Both women offered more details of repeated physical, verbal and sexual abuse that Phillips suffered from family members while growing up. Phillips’ attorney Tim Sweeney said the jury never heard these horrible stories, and if they had, it might have made a difference to even one juror – which is all that would be needed to block a death sentence. “This young man did a terrible, inexcusable thing. But we can see why he did that. And we can begin to see that some of this was part of what was embedded in him because of where he came from. He's not the worst of the worst offenders, even though he’s the worst – this crime may have been the worst type of crime, the rape of a three-year-old.”
But when the state took over, a different picture of Phillips and his defense emerged. Brad Gessner is the chief counsel in the Summit County Prosecutor’s Office. He says these claims that Phillips is the product of a violently abusive home is the latest in a series of delay tactics, and he said that pattern won’t stop until Phillips’ death sentence is carried out. He quoted from an article written by a leading death penalty attorney. “If Ronald Phillips gets life without parole, you’re going to see these attacks continue because as a Death Row lawyer who fights to keep his clients alive: ‘I believe life without parole denies the possibility of redemption every bit as much as strapping a murderer to a gurney and filling him with poison’,” Gessner quoted. “This is not about Ronald Phillips. This is about the death penalty and it’s any opportunity, any attack you can make.”
Gessner also took down the case put up by Phillips’ attorneys by highlighting conflicting statements from various family members, friends and experts. And then Gessner turned to the three year old victim, Sheila Marie Evans, who he says hasn’t gotten the justice she deserves and that execution is appropriate. “As the defense has agreed, this crime is the worst of the worst form of this offense. Now, the defense is arguing that he is not the worst offender, and I would take exception with that.” Gessner said. “If you commit the worst of the worst offense, you are that worst offender.”

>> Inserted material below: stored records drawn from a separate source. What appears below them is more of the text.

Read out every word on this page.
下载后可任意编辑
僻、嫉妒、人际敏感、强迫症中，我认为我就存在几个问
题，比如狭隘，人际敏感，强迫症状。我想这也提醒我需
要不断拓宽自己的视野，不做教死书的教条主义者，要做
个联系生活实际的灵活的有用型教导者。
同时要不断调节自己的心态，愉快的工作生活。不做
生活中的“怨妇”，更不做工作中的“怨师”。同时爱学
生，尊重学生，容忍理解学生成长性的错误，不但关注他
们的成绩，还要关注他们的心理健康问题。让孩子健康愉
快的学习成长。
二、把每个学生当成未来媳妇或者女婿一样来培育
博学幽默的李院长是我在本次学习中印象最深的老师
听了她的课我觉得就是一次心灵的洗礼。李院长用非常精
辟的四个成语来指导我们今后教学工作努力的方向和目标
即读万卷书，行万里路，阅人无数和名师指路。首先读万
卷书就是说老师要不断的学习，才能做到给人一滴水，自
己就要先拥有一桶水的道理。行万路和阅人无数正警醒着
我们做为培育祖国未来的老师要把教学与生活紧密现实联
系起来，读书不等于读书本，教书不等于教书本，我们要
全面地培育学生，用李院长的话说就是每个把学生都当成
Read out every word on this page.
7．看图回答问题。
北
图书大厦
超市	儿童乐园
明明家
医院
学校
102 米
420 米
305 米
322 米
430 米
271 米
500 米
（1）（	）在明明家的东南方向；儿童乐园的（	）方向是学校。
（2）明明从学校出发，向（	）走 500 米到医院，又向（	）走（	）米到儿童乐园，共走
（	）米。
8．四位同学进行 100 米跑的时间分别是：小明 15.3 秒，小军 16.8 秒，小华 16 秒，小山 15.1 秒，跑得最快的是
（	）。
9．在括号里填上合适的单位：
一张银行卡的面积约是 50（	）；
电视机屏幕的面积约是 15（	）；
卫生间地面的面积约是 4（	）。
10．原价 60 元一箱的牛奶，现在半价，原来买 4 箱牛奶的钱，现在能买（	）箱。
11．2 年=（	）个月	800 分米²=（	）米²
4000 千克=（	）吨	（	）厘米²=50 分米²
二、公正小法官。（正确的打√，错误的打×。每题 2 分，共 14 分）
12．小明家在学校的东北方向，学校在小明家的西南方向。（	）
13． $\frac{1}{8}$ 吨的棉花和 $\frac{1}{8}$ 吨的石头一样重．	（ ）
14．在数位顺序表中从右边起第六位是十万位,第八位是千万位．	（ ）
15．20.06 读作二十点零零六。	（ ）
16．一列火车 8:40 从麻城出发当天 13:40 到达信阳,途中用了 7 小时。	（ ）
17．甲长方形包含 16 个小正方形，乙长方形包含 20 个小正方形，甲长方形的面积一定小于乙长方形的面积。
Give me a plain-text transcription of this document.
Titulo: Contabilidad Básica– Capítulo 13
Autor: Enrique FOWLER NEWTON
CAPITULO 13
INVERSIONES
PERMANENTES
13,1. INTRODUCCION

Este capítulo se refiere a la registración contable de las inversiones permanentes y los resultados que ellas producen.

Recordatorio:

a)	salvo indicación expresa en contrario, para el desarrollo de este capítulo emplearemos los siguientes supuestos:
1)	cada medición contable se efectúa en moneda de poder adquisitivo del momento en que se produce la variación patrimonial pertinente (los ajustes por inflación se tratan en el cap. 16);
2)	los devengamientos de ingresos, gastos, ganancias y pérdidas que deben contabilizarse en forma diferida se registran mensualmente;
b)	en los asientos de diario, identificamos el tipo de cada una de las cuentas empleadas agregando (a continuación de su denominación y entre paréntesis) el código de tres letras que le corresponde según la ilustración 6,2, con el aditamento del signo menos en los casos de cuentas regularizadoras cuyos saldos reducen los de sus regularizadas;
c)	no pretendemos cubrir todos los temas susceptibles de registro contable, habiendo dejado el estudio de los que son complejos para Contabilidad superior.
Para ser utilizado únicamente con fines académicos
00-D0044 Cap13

The parole board will come up with a recommendation on whether to go forward with execution or commute Phillips’ sentence to life in prison. That will go on to the governor on December 9, and he can accept it or reject it. But it might not matter right away. In October, the state applied to use a new three-drug mixture for lethal injection, having found big problems in trying to get the single drug that it had wanted to use for executions after the controversial execution of Dennis McGuire in 2014. McGuire appeared to gasp and choke when he died using a two drug cocktail. Since this newly proposed trio of drugs has never been used in executions before, a legal battle is ahead, and it's just beginning in federal court. And it’s unlikely to conclude in time for Phillips’ scheduled execution date on January 12.